The system also respects a minimum similarity threshold. If the highest-scoring chunk scores below ~0.6, the system admits it doesn't know rather than returning a weak match. Confidence thresholds maintain trust.

Response generation

Retrieval returns top N chunks (usually 3-5, depending on thresholds). These chunks get fed to OpenAI's API as context. The model is instructed to:

Answer only based on provided context
Cite which video(s) the answer comes from
Be honest if context doesn't fully answer the question

Responses stream to the user in real-time. With each message, we attach source metadata: video ID, title, timecode, deep link to exact moment.

Technical Decisions

Gemini for embedding, OpenAI for generation. Gemini's embedding model is solid and cost-effective. OpenAI's language model is more reliable for coherent, grounded responses. This meant integrating two API providers—minor operational complexity—but results justify it.

No fine-tuning. Both models run as-is. Fine-tuning requires labeled training data, which I didn't have. The system works well enough out-of-the-box that chasing 3-5% improvements didn't justify the effort or cost.
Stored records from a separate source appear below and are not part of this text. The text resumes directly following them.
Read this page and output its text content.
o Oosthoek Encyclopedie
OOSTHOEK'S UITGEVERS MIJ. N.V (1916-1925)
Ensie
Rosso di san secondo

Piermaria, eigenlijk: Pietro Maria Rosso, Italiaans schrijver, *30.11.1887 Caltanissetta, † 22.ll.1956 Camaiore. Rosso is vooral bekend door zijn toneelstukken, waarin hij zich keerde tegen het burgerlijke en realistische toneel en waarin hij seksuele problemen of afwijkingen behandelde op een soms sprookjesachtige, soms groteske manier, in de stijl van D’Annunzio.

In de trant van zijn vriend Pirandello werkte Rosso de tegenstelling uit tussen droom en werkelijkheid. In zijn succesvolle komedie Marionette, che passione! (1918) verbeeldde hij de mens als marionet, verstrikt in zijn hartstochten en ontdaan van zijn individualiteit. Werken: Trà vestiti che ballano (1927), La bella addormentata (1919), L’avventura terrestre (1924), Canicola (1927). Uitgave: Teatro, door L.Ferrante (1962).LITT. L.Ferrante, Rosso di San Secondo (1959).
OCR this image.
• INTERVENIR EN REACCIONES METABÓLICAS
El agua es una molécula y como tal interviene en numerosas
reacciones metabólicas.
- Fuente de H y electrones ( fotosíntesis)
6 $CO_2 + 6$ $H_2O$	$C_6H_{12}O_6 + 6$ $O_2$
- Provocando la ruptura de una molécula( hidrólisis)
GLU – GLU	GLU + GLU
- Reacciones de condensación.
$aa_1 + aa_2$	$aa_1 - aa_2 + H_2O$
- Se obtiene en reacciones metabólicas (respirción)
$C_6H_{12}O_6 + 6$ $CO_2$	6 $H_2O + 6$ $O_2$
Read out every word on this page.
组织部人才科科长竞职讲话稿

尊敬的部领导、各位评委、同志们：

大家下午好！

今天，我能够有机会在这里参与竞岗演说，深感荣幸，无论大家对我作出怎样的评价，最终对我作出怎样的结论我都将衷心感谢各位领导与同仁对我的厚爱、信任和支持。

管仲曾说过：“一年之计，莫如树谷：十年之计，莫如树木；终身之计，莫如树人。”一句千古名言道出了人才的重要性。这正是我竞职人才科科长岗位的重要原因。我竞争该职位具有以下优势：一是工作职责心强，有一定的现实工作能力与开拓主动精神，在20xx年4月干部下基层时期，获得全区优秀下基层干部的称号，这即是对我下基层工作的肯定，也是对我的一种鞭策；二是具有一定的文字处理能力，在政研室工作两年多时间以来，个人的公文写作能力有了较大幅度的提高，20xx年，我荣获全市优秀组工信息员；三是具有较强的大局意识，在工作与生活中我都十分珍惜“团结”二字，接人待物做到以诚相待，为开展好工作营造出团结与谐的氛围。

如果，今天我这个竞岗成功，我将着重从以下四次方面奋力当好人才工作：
Serverless database. Using Supabase (serverless Postgres) instead of self-hosted. Elastic scaling, no infrastructure management. Trade-off: each query incurs cold-start latency, but acceptable for this use case.

Conversation history separate from retrieval. Every message gets stored in the database, but retrieval only looks at the current query, not full conversation history. This is deliberate—including full history in retrieval introduces noise and hallucinations. The model can reference earlier parts of the conversation through its context window.

Next Steps to Level Up

I'd like to experiment with more aggressive semantic chunking. Current approach works, but smaller, more focused chunks would improve specificity.

I'd also invest more in prompt engineering. The system's default instructions are relatively generic. Tailoring to LTV context—emphasizing safety, model-specific answers, etc.—would make responses more useful.

The MMR re-ranking works, but tuning is somewhat arbitrary. A/B testing different lambda values and threshold settings would dial in the optimal balance between relevance and diversity.

Why This Matters

This project is fundamentally about respecting user time and attention. Customers don't want to sift through a library. They want an answer. They want to verify it. They want to move on.

The AI part is the mechanism—the efficient way to find the right video in a haystack of 115. The real value is that a customer with a problem gets a grounded, verified answer in seconds and can jump straight to the source to see it in context.